Have a look at this post by Larry Moran on Takao Kasuga‘s PLoS One paper on phylogenetic distribution of genes in N. crassa genome.
The interesting next step with this paper, some of which we’re exploring as part of the Neuropsora tetrasperma and N.discreta genome sequencing, is how many of these N.crassa genes are at least shared with other Neurospora spp and whether they show a nucleotide conservation pattern that suggests they are protein coding genes. We also haves some RNASeq and microarray gene expression data to test if these species-specific genes are expressed any under conditions. So far there isn’t much evidence to throw out many of the 10k or so genes as artifacts, but the analysis is still a work in progress.

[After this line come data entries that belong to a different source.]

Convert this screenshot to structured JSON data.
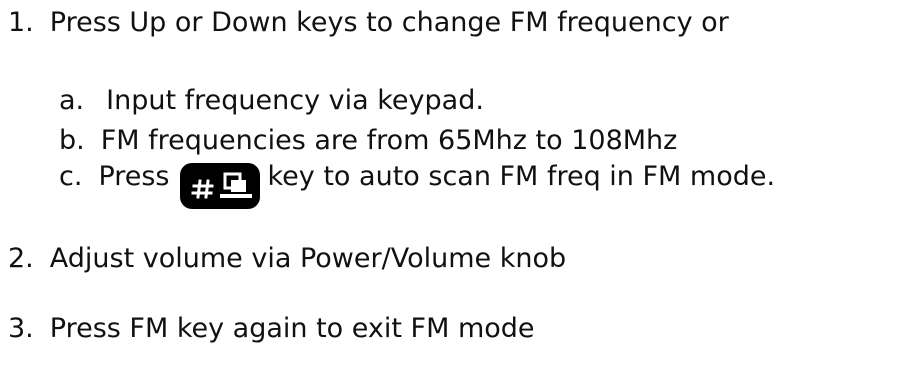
{
  "items": {
    "item1": {
      "number": "1.",
      "text": "Press Up or Down keys to change FM frequency or"
    },
    "sub_a": {
      "letter": "a.",
      "text": "Input frequency via keypad."
    },
    "sub_b": {
      "letter": "b.",
      "text": "FM frequencies are from 65Mhz to 108Mhz"
    },
    "sub_c": {
      "letter": "c.",
      "prefix": "Press",
      "suffix": "key to auto scan FM freq in FM mode.",
      "key_icon": "hash-scan-key-icon"
    },
    "item2": {
      "number": "2.",
      "text": "Adjust volume via Power/Volume knob"
    },
    "item3": {
      "number": "3.",
      "text": "Press FM key again to exit FM mode"
    }
  },
  "colors": {
    "text": "#111111",
    "key_background": "#000000",
    "key_glyph": "#ffffff"
  }
}
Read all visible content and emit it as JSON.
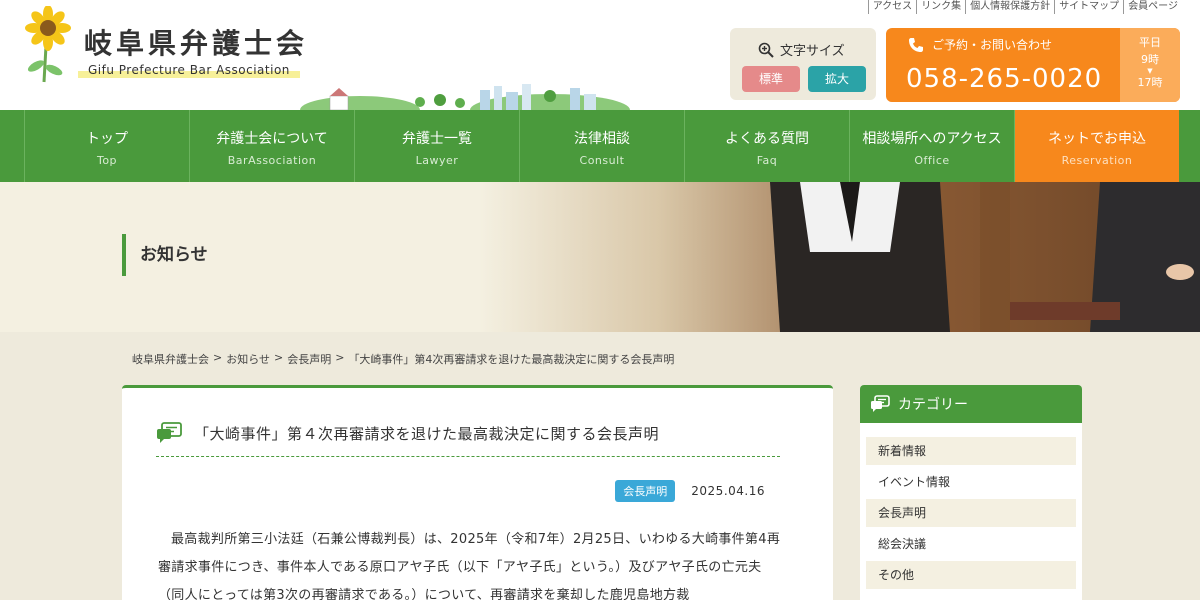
{
  "header": {
    "toplinks": [
      "アクセス",
      "リンク集",
      "個人情報保護方針",
      "サイトマップ",
      "会員ページ"
    ],
    "logo_title": "岐阜県弁護士会",
    "logo_sub": "Gifu Prefecture Bar Association",
    "fontsize_label": "文字サイズ",
    "fontsize_std": "標準",
    "fontsize_big": "拡大",
    "contact_label": "ご予約・お問い合わせ",
    "contact_phone": "058-265-0020",
    "hours_day": "平日",
    "hours_start": "9時",
    "hours_end": "17時"
  },
  "nav": [
    {
      "jp": "トップ",
      "en": "Top"
    },
    {
      "jp": "弁護士会について",
      "en": "BarAssociation"
    },
    {
      "jp": "弁護士一覧",
      "en": "Lawyer"
    },
    {
      "jp": "法律相談",
      "en": "Consult"
    },
    {
      "jp": "よくある質問",
      "en": "Faq"
    },
    {
      "jp": "相談場所へのアクセス",
      "en": "Office"
    },
    {
      "jp": "ネットでお申込",
      "en": "Reservation"
    }
  ],
  "banner": {
    "title": "お知らせ"
  },
  "breadcrumb": [
    "岐阜県弁護士会",
    "お知らせ",
    "会長声明",
    "「大崎事件」第4次再審請求を退けた最高裁決定に関する会長声明"
  ],
  "breadcrumb_sep": ">",
  "article": {
    "title": "「大崎事件」第４次再審請求を退けた最高裁決定に関する会長声明",
    "category": "会長声明",
    "date": "2025.04.16",
    "body": "最高裁判所第三小法廷（石兼公博裁判長）は、2025年（令和7年）2月25日、いわゆる大崎事件第4再審請求事件につき、事件本人である原口アヤ子氏（以下「アヤ子氏」という。）及びアヤ子氏の亡元夫（同人にとっては第3次の再審請求である。）について、再審請求を棄却した鹿児島地方裁"
  },
  "sidebar": {
    "title": "カテゴリー",
    "items": [
      "新着情報",
      "イベント情報",
      "会長声明",
      "総会決議",
      "その他"
    ]
  },
  "colors": {
    "green": "#4a9a3c",
    "orange": "#f7881c",
    "pink": "#e58a8a",
    "teal": "#2ba3a7",
    "badge": "#3aa8d8"
  }
}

I also think an additional next analysis is to cross-reference these genes with the results from the knockout project and their phenotypes. This will take some ability to download dumps from the Broad Institute database to be able to mine data out of the phenotypes and annotations from their site, but I am hopeful that some progress will be made on that front in the next few months. This might help prioritize some of the uncharacterized genes which have phenotypes and are either in the lineage-specific or shared among all eukaryotes.

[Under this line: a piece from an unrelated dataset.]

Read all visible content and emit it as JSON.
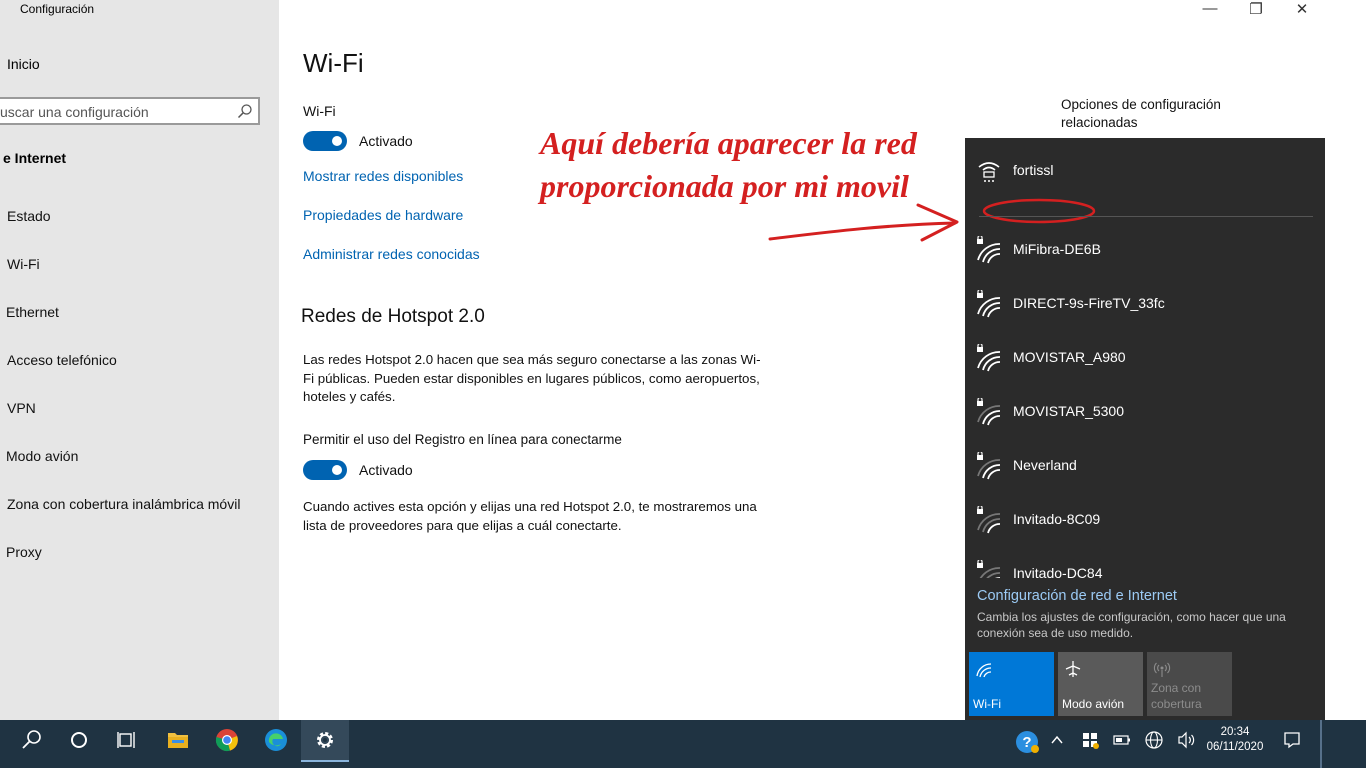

A better assignment of function to the genes that fall in the ‘shared across eukaryotes’ but with no annotated function could also be undertaken using phylogenomic approaches. If they are really shared across multiple species there may be some annotation that can be reliably and automatically transferred. If there are some universally shared genes with no known or well studied phenotype, those would be some of the first I’d order from the strain collection and get cracking at phenotyping.